Не вызывает сомнений, что младший сподвижник и единомышленник Феофана Прокоповича Антиох Кантемир не только в своих сатирах оставил «знаки» внимательного прочтения «разговоров» главы «учёной дружины», но не случайно обратился к переводу произведения этого жанра – популярной книги Фонтенеля «Разговоры о множестве миров». Жанр с удачной подачи Феофана Прокоповича был уже в определённой степени усвоен, кроме того, вполне вероятно, что Кантемир знал стихотворение Феофана Прокоповича (на латыни) о папе, преследовавшем Галилея, «деятельного служителя природы», учёного со «светлыми мыслями», «проницательным умом»[188]
. Эта блестящая эпиграмма может служить своеобразным прологом к переводу Кантемира.История создания перевода и все перипетии его публикации, значение перевода в русской общественной мысли, в формировании русской научной лексики изучены достаточно хорошо[189]
. Однако недостаточно исследованы место этого произведения в истории русской литературы первой трети XVIII в., его жанровое своеобразие. Этому мешало то обстоятельство, что на «Разговоры о множестве миров» русские читатели и исследователи смотрели исключительно как на переводное произведение, не видя в нём акта собственно литературной жизни эпохи, тем более не связывая с ним формирующейся подспудно, крайне сложно для эстетики 1720—1730-х гг. жанровой системы. Как и Феофан Прокопович, Кантемир создаёт свой перевод в рамках тех просветительных задач, что были поставлены перед искусством ещё Петром I. Наличие переходности не означает отсутствия целостности, системы, своей эстетики, пусть и с элементами эклектики[190]. Всё это позволяет без особых натяжек солидаризироваться с теми учёными, которые определяют начало XVIII в. в русской литературе как эпоху предклассицизма[191]. Нельзя не предположить наличия у предклассицистов определённой жанровой политики. У Феофана Прокоповича и Антиоха Кантемира различная степень близости к классицизму, что наглядно отражает и жанр «разговоров». Характерно «Авторово предисловие» в переводе А. Кантемира, в котором даётся эстетическая установка: «Должен я объявить тем, которые честь будут книгу сию, имея уже некоторое знание в фисике, что я их не намерен учить, но только забавлять, представляя им некаким приятнейшим и больше веселым образом то, что они основательно уже знают, а которым такие дела не знакомы, объявляю, что думаю, что могу их вдруг и учить и забавлять»[192].Несмотря на очень серьёзную философскую тему – «таким образом сделан мир сей»[193]

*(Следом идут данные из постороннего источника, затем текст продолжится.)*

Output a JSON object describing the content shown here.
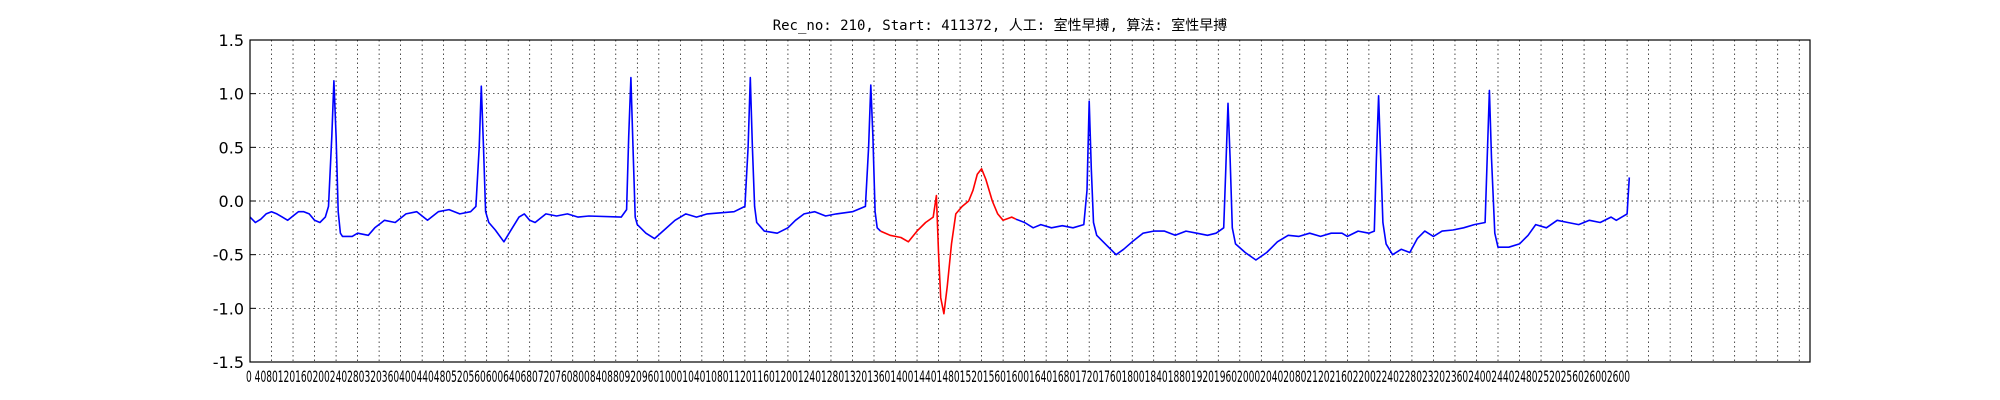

, автор и переводчик сознательно отходят от строгого научного диспута собеседников, равных или нарочито противопоставленных (здесь автор преследовал бы сатирическую цель) по образованию и интеллектуальному уровню. Последнее было излюбленным приёмом в «разговорах» Феофана Прокоповича, где спор часто переходил в ссору. Если так можно выразиться, в «Разговорах о множестве миров» представлена совершенно иная культура ведения беседы – беседы между означенным в «разговоре» «Я» и некой маркизой.И. В. Шкляр считает введение образа маркизы, описание природы в «Разговорах о множестве миров» приёмами оживления научного трактата[194]

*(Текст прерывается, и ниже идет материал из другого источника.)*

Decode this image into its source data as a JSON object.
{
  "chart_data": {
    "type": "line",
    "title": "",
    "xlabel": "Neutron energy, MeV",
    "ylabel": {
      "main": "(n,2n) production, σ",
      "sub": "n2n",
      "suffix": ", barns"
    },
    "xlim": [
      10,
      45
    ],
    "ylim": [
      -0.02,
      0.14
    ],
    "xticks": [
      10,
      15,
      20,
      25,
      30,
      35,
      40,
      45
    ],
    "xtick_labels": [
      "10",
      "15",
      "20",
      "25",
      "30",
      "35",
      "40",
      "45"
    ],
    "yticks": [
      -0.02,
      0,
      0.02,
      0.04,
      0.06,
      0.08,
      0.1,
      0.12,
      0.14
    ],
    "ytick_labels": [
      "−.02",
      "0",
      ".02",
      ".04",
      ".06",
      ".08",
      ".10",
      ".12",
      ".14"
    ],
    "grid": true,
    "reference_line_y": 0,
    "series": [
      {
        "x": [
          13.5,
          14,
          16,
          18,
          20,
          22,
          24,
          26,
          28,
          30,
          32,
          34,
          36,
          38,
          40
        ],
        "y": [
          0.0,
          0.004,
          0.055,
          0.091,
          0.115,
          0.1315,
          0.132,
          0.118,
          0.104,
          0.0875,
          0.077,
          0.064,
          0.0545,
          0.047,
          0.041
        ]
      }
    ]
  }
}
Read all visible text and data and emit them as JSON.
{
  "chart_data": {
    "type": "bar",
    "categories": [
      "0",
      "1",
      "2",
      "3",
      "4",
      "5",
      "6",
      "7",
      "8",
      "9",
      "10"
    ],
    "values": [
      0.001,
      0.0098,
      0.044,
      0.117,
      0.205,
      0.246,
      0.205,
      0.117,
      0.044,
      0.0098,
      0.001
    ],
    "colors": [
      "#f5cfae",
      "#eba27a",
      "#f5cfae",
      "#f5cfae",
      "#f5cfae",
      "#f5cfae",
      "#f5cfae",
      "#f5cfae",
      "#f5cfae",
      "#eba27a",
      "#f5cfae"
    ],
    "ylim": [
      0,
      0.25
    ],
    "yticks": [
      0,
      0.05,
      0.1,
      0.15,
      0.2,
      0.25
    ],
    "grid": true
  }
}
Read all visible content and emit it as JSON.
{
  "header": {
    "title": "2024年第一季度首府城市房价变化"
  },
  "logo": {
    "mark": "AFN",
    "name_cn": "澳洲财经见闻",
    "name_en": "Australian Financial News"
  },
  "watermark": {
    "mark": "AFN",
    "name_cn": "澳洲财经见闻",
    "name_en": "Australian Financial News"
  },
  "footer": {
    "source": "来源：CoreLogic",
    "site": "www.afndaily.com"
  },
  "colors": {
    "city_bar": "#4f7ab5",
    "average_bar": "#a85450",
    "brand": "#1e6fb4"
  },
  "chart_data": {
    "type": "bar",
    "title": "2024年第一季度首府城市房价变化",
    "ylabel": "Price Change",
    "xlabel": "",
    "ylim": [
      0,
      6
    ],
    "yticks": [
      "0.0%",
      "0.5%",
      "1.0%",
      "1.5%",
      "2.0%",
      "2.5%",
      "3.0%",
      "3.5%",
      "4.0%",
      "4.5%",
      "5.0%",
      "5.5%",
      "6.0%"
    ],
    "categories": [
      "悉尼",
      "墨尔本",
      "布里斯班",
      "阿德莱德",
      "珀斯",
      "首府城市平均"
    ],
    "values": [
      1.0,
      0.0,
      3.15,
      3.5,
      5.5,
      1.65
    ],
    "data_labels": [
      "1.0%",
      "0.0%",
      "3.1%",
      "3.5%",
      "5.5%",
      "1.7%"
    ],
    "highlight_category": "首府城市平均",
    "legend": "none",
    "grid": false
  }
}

. В данном случае речь должна идти о развитии традиционных композиционных форм: ещё у Лукиана фигура вопрошающего играла весьма значительную роль в структуре диалога; сохранил этот образ и Феофан Прокопович, несколько утрировав и снизив его, что, видимо, шло от фольклорной традиции. Откровением для русского читателя явилось то, что в роли Любопытного выступила женщина. При этом в авторском предисловии нарочито оговорено, что это сделано «для ободрения госпож через образец одной жены»[195]. Тем самым представлена в действии сама политика Петра I в области этикета: маркиза задаёт вопросы не просто ради любопытства, но является женщиной, «которая, не выходя из пределов особы, не имеющей ни малого знания наук, однако ж разумеет то, что ей говорится, и изрядно распоряжает в голове своей без помешательства все вихри и миры»[196]. Стремление изобразить женщину по-новому, в духе времени, присутствовало в русской драматургии первой трети XVIII в. и анонимной повести, но там не было такого естественного, такого свободного «вхождения» образа в систему образов произведения.